As diferentes sociedades têm diferentes formas de reprimir e banir o mal existente no seu seio. Apesar de o mandamento ser contra o assassinato, Deus permitira à comunidade israelita, especialmente às autoridades máximas, proferir uma sentença de morte para os que cometiam alguns tipos de crimes ou pecados. Paulo falou sobre a autoridade que Deus dava aos dirigentes públicos para administrarem tais execuções de juízo (Romanos 13:3-4). O mandamento “não matarás” era aplicado a todos os homens individualmente, enquanto as ordenanças de execução eram dadas coletivamente. A regularização da pena de morte não autoriza a arbitrariedade homicida de um indivíduo. Mesmo atualmente, nas sociedades modernas onde é regularizada a pena de morte, acontece assim. Não é uma pessoa que decide a morte da outra, para alimentar os seus sentimentos maus. É o sistema que determina a morte do criminoso, com dor no coração por precisar fazer o que se deve ser feito. Não é vingança, e sim, o trabalho de um sistema judicial. Em tal sistema, as pessoas da parte inocente e ofendida não têm o poder de decidir nada em relação ao condenado. Quem decide é a lei. E essa moldura de execução protege a própria pessoa de praticar os problemas que estão por trás do sexto mandamento.

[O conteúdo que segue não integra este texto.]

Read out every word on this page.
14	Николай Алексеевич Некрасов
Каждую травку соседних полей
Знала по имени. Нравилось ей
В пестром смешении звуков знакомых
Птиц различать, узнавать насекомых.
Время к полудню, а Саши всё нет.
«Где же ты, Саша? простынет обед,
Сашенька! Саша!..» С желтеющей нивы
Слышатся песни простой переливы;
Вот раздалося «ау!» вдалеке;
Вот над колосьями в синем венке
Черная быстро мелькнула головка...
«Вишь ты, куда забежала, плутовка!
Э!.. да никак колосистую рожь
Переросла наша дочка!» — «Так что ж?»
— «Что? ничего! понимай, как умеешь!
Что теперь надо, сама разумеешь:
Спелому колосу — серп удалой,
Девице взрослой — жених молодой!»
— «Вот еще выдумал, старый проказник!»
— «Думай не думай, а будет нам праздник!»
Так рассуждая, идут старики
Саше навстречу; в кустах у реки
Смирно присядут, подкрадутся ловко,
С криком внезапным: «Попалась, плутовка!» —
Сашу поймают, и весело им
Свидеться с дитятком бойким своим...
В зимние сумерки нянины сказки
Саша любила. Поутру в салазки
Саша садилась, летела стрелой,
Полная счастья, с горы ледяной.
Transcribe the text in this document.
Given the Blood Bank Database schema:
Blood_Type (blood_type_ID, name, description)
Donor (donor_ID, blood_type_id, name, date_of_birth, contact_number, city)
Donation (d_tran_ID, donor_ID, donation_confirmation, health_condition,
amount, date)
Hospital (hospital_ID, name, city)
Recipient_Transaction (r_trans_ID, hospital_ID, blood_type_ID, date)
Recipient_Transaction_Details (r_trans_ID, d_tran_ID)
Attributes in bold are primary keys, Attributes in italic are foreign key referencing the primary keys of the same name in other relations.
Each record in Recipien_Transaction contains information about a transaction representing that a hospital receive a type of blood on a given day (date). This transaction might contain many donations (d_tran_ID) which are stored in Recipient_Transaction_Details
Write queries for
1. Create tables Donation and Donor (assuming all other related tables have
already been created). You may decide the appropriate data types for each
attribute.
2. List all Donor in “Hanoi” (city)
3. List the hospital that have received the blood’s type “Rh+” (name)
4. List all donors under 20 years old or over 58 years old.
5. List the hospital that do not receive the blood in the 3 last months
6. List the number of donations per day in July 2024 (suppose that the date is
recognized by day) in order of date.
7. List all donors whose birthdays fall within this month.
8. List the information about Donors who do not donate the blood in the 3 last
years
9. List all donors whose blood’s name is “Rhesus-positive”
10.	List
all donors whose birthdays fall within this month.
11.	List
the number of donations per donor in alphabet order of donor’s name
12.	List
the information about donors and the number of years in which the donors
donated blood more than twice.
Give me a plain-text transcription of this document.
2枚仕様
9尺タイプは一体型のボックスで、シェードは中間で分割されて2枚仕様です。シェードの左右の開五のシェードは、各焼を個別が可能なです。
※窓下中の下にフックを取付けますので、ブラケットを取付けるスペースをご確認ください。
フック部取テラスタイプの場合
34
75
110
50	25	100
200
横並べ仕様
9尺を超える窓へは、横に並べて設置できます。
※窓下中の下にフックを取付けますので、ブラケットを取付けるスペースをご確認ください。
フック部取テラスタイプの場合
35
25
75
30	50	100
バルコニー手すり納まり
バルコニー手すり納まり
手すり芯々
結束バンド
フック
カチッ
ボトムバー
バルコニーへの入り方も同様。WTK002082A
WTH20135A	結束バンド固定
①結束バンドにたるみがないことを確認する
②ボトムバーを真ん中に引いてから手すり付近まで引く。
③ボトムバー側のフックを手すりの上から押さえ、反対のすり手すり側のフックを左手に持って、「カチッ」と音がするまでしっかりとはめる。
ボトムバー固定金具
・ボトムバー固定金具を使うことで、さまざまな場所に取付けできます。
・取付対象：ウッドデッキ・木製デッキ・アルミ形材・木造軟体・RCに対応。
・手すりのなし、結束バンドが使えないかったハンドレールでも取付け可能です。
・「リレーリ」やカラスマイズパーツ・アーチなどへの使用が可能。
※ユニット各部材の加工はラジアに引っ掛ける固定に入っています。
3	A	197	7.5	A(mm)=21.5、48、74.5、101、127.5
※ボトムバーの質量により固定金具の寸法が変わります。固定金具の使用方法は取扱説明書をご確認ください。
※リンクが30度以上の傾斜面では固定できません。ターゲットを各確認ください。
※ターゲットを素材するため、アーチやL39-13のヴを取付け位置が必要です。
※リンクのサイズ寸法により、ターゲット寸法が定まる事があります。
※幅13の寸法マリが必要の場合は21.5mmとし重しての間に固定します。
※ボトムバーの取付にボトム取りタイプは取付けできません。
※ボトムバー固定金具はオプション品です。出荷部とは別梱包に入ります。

Você e eu, como pessoas físicas, não temos como decidir sobre os modelos judiciários a serem adotados ou não na sociedade em que estamos inseridos. Mas como indivíduos, podemos entender que o sexto mandamento preocupa-se com a possibilidade de haver ódio em nosso coração, se nós desejarmos que a vida do próximo seja arruinada. Isso fica mais esclarecido no Novo Testamento, quando Jesus, sem dar um posicionamento específico sobre a pena capital, por não estar decidindo nada em nível de sociedade, dirigiu-se a indivíduos e disse que “todo aquele que sem motivo se irar contra seu irmão estará sujeito a julgamento.” Pois não devemos alimentar o ódio nem a vingança no nosso coração. “Ouvistes que foi dito: Olho por olho, dente por dente. Eu, porém, vos digo: não resistais ao perverso; mas, a qualquer que te ferir na face direita, volta-lhe também a outra” (Mateus 5:22, 38-39 - RA).
Um homicídio começa no coração daquele que odeia as pessoas. Deus valoriza a vida e desagrada-se de qualquer indício de raiva, vingança ou rejeição (1 João 3:15).
Portanto, independentemente dos moldes que os nossos tribunais de justiça adotem para banir o mal, como pessoas, podemos decidir pela paz e pelo bem.